2. Scale environments before GPU — Increasing num_envs from 4 to 32 often improves sample efficiency more than upgrading GPU. Fill the GPU batch with enough environment data before investing in larger models.

3. Normalize observations and rewards — Raw observations and rewards with large ranges cause training instability. Apply observation normalization (running mean/std) and reward scaling to keep values in a reasonable range for the neural network.

4. Use reward shaping carefully — Shaped rewards can accelerate early training but create local optima that prevent finding the true optimal policy. Start with the original reward function and only add shaping if training gets stuck, removing shaping terms gradually.

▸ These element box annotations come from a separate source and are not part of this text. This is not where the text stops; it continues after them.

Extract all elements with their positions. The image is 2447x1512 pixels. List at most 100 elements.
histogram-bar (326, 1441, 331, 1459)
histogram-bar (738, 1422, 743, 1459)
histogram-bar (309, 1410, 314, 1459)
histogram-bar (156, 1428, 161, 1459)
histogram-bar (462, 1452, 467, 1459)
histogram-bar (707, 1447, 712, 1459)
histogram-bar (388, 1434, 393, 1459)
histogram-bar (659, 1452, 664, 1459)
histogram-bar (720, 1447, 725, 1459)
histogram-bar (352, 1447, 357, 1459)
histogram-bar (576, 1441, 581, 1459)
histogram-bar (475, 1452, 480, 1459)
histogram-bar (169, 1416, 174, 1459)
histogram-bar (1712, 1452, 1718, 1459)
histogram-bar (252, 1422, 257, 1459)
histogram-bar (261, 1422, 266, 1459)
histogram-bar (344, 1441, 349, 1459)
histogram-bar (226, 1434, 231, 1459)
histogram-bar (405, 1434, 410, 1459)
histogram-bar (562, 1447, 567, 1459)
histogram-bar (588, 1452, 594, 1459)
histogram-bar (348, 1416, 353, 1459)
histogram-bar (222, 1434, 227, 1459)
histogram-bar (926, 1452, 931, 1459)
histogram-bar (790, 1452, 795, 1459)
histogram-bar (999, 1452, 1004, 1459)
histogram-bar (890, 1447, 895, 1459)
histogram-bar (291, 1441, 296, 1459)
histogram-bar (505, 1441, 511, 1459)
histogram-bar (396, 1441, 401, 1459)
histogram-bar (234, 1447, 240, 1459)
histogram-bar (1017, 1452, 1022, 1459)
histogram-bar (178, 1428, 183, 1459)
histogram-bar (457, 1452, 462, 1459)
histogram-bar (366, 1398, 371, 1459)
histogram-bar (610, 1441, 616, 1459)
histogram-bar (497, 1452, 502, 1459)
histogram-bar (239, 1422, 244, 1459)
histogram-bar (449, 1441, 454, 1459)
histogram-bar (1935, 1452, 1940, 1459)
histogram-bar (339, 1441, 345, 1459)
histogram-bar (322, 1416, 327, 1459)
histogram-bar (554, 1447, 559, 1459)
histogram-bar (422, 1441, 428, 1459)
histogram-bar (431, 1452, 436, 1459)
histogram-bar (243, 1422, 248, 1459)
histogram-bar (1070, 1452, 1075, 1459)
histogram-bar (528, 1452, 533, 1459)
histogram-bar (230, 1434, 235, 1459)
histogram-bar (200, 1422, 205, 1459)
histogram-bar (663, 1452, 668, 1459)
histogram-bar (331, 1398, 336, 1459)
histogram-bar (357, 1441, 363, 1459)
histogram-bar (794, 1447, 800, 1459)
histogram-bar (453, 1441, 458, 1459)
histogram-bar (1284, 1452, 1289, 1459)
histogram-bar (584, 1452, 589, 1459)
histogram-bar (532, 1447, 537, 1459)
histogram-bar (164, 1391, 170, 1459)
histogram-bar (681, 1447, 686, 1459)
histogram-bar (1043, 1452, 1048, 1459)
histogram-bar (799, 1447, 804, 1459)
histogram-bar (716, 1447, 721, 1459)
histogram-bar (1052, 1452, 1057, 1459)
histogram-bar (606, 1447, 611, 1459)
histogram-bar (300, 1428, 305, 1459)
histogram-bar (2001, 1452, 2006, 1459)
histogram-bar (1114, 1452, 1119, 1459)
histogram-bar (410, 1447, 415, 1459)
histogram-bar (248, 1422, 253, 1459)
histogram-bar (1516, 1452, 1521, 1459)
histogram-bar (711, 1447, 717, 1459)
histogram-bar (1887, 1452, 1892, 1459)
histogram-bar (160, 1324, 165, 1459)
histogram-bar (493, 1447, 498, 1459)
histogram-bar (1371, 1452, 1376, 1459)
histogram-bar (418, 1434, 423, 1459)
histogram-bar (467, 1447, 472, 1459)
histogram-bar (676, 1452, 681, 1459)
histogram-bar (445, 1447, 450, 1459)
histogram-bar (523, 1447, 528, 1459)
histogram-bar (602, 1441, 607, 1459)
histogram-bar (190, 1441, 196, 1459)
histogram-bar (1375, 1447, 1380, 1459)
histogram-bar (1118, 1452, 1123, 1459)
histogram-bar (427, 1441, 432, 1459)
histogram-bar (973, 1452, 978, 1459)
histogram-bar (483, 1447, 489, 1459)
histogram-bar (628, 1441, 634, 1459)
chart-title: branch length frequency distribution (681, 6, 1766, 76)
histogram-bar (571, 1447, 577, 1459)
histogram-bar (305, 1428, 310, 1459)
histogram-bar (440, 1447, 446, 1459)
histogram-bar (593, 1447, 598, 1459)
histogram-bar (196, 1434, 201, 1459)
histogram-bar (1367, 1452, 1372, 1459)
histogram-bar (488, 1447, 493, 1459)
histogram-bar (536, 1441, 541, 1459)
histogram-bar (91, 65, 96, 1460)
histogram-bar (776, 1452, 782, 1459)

5. Log training metrics comprehensively — Track episode returns, episode lengths, policy entropy, value loss, and clip fraction. Declining entropy with stable returns indicates convergence. High clip fraction suggests the learning rate is too high.

Common Issues

Training reward stays flat — The policy isn't learning. Check that observations are correctly normalized, the learning rate isn't too small, and the environment isn't returning constant rewards. Verify the action space mapping is correct — swapped actions prevent any meaningful learning.

Multiprocessing environments crash silently — Worker process errors may not propagate to the main process. Run with Serial mode first to catch exceptions, then switch to Multiprocessing. Check that your environment and its dependencies are picklable (required for multiprocessing).

GPU memory errors during training — Reduce num_steps or num_minibatches to decrease the batch size held in GPU memory. Alternatively, reduce the policy network size or switch to torch.float16 for forward passes. Monitor GPU memory with torch.cuda.memory_summary().